Events production companies facing tough times, but staying positive

Despite taking a heavy hit from Covid-19, TomTom Productions managing director Hamish Edh says...
Despite taking a heavy hit from Covid-19, TomTom Productions managing director Hamish Edh says closing it is not an option.
A Queenstown event production company may be in survival mode, but permanently closing the doors will never be an option, TomTom productions managing director Hamish Edh says.

For over ten years, TomTom has designed and operated the visual elements of a range of large scale events, from conferences to music festivals.

Pre-lockdown, the company had plans to stage a major conference in April for a large American company from Silicon Valley.

However the pandemic sent this, and many other events like it, tumbling off a cliff.

“We are 90% down on last year,” Mr Edh said.

“Which is better than 100% down, and that difference from 90 to 100 kind of allowed us to keep more staff on.”

But Mr Edh said TomTom has invested far too much into the Queenstown community, and high-end equipment, to simply close the doors for good.

A major success story of his company in the Covid-19 era was being able to retain the TomTom team of six.

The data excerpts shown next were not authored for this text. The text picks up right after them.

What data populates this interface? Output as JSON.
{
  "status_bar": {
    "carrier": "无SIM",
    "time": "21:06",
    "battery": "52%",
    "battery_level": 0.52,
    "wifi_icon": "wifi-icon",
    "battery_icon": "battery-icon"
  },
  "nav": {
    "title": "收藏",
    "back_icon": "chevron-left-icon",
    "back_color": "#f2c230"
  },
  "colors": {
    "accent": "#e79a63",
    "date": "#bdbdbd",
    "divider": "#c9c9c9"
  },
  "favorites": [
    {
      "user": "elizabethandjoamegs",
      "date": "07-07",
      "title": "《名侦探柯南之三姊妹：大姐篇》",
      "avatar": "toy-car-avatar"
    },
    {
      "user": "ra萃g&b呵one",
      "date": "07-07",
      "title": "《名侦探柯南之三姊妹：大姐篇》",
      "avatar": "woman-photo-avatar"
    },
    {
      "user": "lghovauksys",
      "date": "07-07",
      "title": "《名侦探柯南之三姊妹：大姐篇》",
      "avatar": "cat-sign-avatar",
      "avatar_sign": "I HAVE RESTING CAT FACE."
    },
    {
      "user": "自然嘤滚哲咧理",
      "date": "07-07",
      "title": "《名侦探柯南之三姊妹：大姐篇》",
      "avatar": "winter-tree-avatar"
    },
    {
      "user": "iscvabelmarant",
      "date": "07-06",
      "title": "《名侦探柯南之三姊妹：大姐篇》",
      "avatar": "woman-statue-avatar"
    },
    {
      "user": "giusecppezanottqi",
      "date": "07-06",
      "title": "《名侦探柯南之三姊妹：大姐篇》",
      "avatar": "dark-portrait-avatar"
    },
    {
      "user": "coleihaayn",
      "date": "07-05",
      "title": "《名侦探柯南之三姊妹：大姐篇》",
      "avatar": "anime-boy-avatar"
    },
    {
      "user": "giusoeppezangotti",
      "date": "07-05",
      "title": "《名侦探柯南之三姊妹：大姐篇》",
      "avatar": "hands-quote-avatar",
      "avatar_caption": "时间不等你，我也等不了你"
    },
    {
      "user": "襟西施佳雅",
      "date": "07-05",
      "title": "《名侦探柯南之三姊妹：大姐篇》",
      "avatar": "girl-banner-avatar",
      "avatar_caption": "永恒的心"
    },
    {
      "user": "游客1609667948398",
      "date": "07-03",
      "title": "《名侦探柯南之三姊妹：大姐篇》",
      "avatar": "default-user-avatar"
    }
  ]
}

TomTom has been keeping busy the past few months with a range of maintenance and upgrade works, but also running live streaming conferences for groups like the Queenstown Chamber of Commerce.

On top of this, the company has been doing a lot of work free, while planning for what it hopes will be a busy summer of events.

“I think maybe that’s why I’m so positive — we’re so lucky that we even kind of have the sniff of the chance of being able to gather people in a room again and share an experience,” Mr Edh said.

A mass cancellation of events forced audio production company The Soundpeople, which has an office in the same building as TomTom, to make four staff redundant.

Co-owner Steve Roberts said the company worked hard to cut costs early in the lockdown.

This included moving out of a premises in Christchurch.

“Big costs like that were a part of what we were doing before then, so we had to rein those all in. And we did that pretty early on,” he said.

“We rely solely on mass gatherings. So if that doesn’t change, then that’s pretty much 100%, or near to, of our business.”

Mr Roberts said while he was positive about the future, he was also realistic.

“It’s just a realisation that this thing could be coming and going for quite awhile yet.”

However, it is not all doom for resort production companies.

Video production business Shotover Media has said the commercial side of its work was as strong as ever.

But the wedding video side of its work had slowed dramatically — the fourth quarter of 2020 was looking to be at 20% of the corresponding period last year.